Value Airline Brands Outpace Full Service Airlines
Led by Southwest Airlines, value airlines, driven by Quality ratings, outpace full service airlines on brand strength. Southwest Airlines, Value Airline Brand of the Year for the sixth consecutive year, holds a stronger brand equity rating than all other airlines. Among travel brands, Southwest Airlines ranks 5th; Full Service Airline Brand of the Year American Airlines is ranked 28th.
“Southwest owns brand equity among value airlines, but Virgin America and Frontier Airlines are gaining,” said Sinopoli. “Overall, however, all airlines need to stand up and stand out – while Southwest is a clear exception consumers view most airlines, especially full service airlines, interchangeably.”
Sharing Economy Brands Benefit from Millennial Momentum
A recently added category in Harris Poll’s brand equity research, sharing economy brands tend to have lower brand equity given the category’s newness and its tendency to expand in larger population centers. However, millennials are helping to raise equity scores, most notably Uber (+15 points among millennials compared to baby boomers overall) and Airbnb (+17 points among millennials.)

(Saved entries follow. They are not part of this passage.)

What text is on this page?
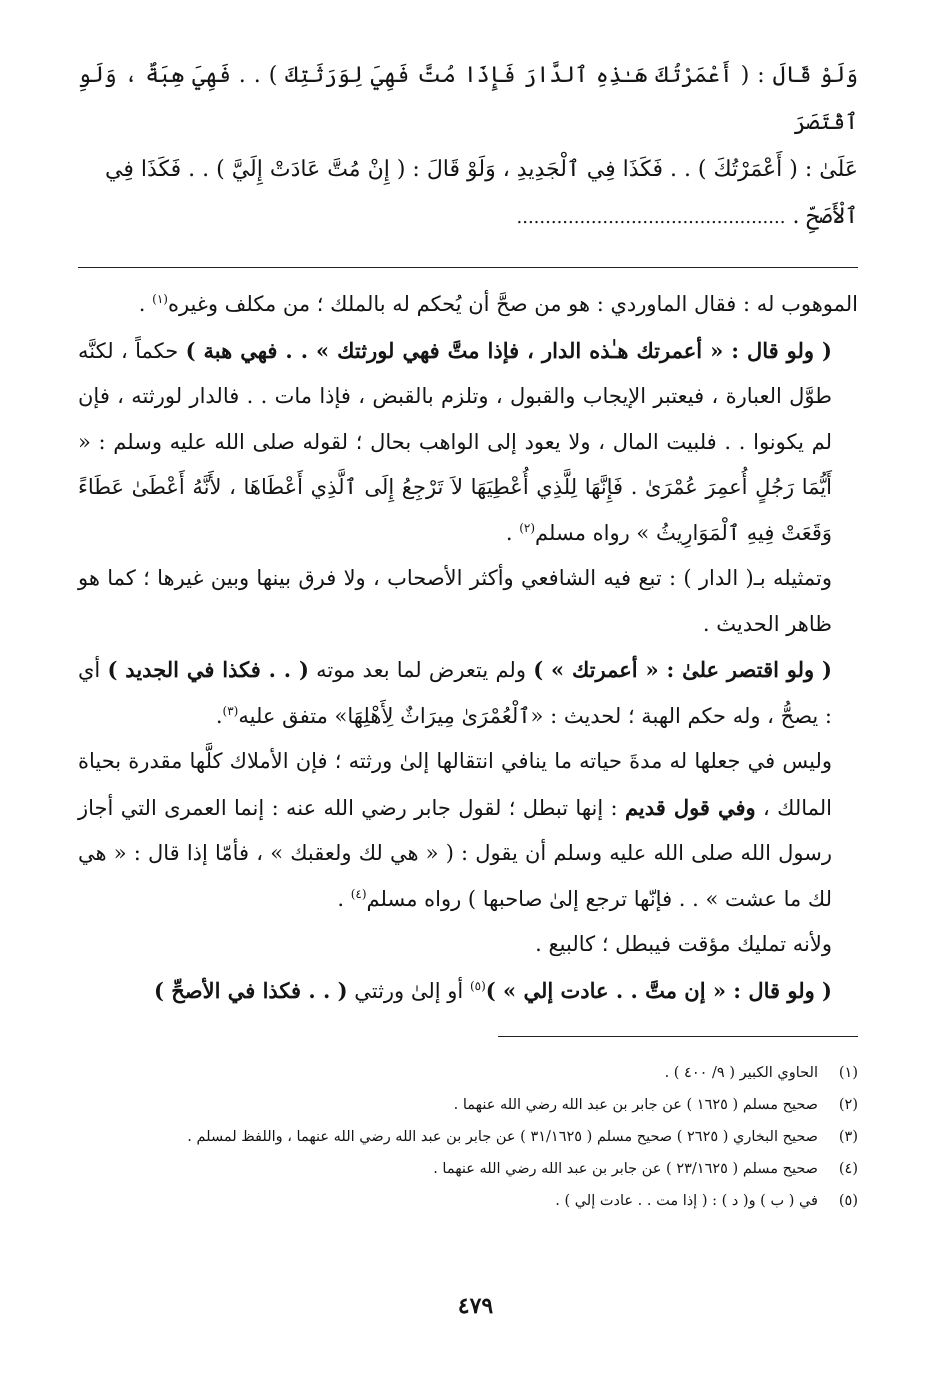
وَلَوْ قَالَ : ( أَعْمَرْتُكَ هَـٰذِهِ ٱلدَّارَ فَإِذَا مُتَّ فَهِيَ لِوَرَثَتِكَ ) . . فَهِيَ هِبَةٌ ، وَلَوِ ٱقْتَصَرَ

عَلَىٰ : ( أَعْمَرْتُكَ ) . . فَكَذَا فِي ٱلْجَدِيدِ ، وَلَوْ قَالَ : ( إِنْ مُتَّ عَادَتْ إِلَيَّ ) . . فَكَذَا فِي

ٱلْأَصَحِّ . ...............................................

الموهوب له : فقال الماوردي : هو من صحَّ أن يُحكم له بالملك ؛ من مكلف وغيره$^{(١)}$ .

( ولو قال : « أعمرتك هـٰذه الدار ، فإذا متَّ فهي لورثتك » . . فهي هبة ) حكماً ، لكنَّه طوَّل العبارة ، فيعتبر الإيجاب والقبول ، وتلزم بالقبض ، فإذا مات . . فالدار لورثته ، فإن لم يكونوا . . فلبيت المال ، ولا يعود إلى الواهب بحال ؛ لقوله صلى الله عليه وسلم : « أَيُّمَا رَجُلٍ أُعمِرَ عُمْرَىٰ . فَإِنَّهَا لِلَّذِي أُعْطِيَهَا لاَ تَرْجِعُ إِلَى ٱلَّذِي أَعْطَاهَا ، لأَنَّهُ أَعْطَىٰ عَطَاءً وَقَعَتْ فِيهِ ٱلْمَوَارِيثُ » رواه مسلم$^{(٢)}$ .

وتمثيله بـ( الدار ) : تبع فيه الشافعي وأكثر الأصحاب ، ولا فرق بينها وبين غيرها ؛ كما هو ظاهر الحديث .

( ولو اقتصر علىٰ : « أعمرتك » ) ولم يتعرض لما بعد موته ( . . فكذا في الجديد ) أي : يصحُّ ، وله حكم الهبة ؛ لحديث : «ٱلْعُمْرَىٰ مِيرَاثٌ لِأَهْلِهَا» متفق عليه$^{(٣)}$.

وليس في جعلها له مدةَ حياته ما ينافي انتقالها إلىٰ ورثته ؛ فإن الأملاك كلَّها مقدرة بحياة المالك ، وفي قول قديم : إنها تبطل ؛ لقول جابر رضي الله عنه : إنما العمرى التي أجاز رسول الله صلى الله عليه وسلم أن يقول : ( « هي لك ولعقبك » ، فأمّا إذا قال : « هي لك ما عشت » . . فإنّها ترجع إلىٰ صاحبها ) رواه مسلم$^{(٤)}$ .

ولأنه تمليك مؤقت فيبطل ؛ كالبيع .

( ولو قال : « إن متَّ . . عادت إلي » )$^{(٥)}$ أو إلىٰ ورثتي ( . . فكذا في الأصحِّ )

(١)
الحاوي الكبير ( ٩/ ٤٠٠ ) .
(٢)
صحيح مسلم ( ١٦٢٥ ) عن جابر بن عبد الله رضي الله عنهما .
(٣)
صحيح البخاري ( ٢٦٢٥ ) صحيح مسلم ( ٣١/١٦٢٥ ) عن جابر بن عبد الله رضي الله عنهما ، واللفظ لمسلم .
(٤)
صحيح مسلم ( ٢٣/١٦٢٥ ) عن جابر بن عبد الله رضي الله عنهما .
(٥)
في ( ب ) و( د ) : ( إذا مت . . عادت إلي ) .
٤٧٩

“Sharing economy brands are still finding their compass, but show great potential,” said Sinopoli. “Uber is not the only success story, and it took a slight dip when the company decided to service JFK during the initial travel ban controversy. Lyft, Airbnb and ZipCar all enjoy relatively high levels of momentum and emotional connection with consumers.”
Other Key Findings
Additional travel findings include:
Across all travel categories, premium and luxury hotels lead in brand equity. Luxury hotels have a slight lead in Quality scores, but premium hotels are more familiar and more easily considered on most business or leisure budgets. Economy hotels lag across all three equity factors – Familiarity, Quality and Purchase Consideration.
Nine of the top ten travel brands are hotel brands. Narrowly surpassing Marriott Hotels and Hilton Hotels & Resorts, J.W. Marriott has the highest brand equity rating among all travel brands.
In the fragmented Online Travel Service category, first time honoree TripAdvisor stands alone as a high quality, high familiarity brand.
Enterprise, maintaining its Rental Car Brand of the Year for the fourth consecutive year, has a firm lead among other rental car brands, and it is the only brand with positive connection while enjoying the highest net momentum.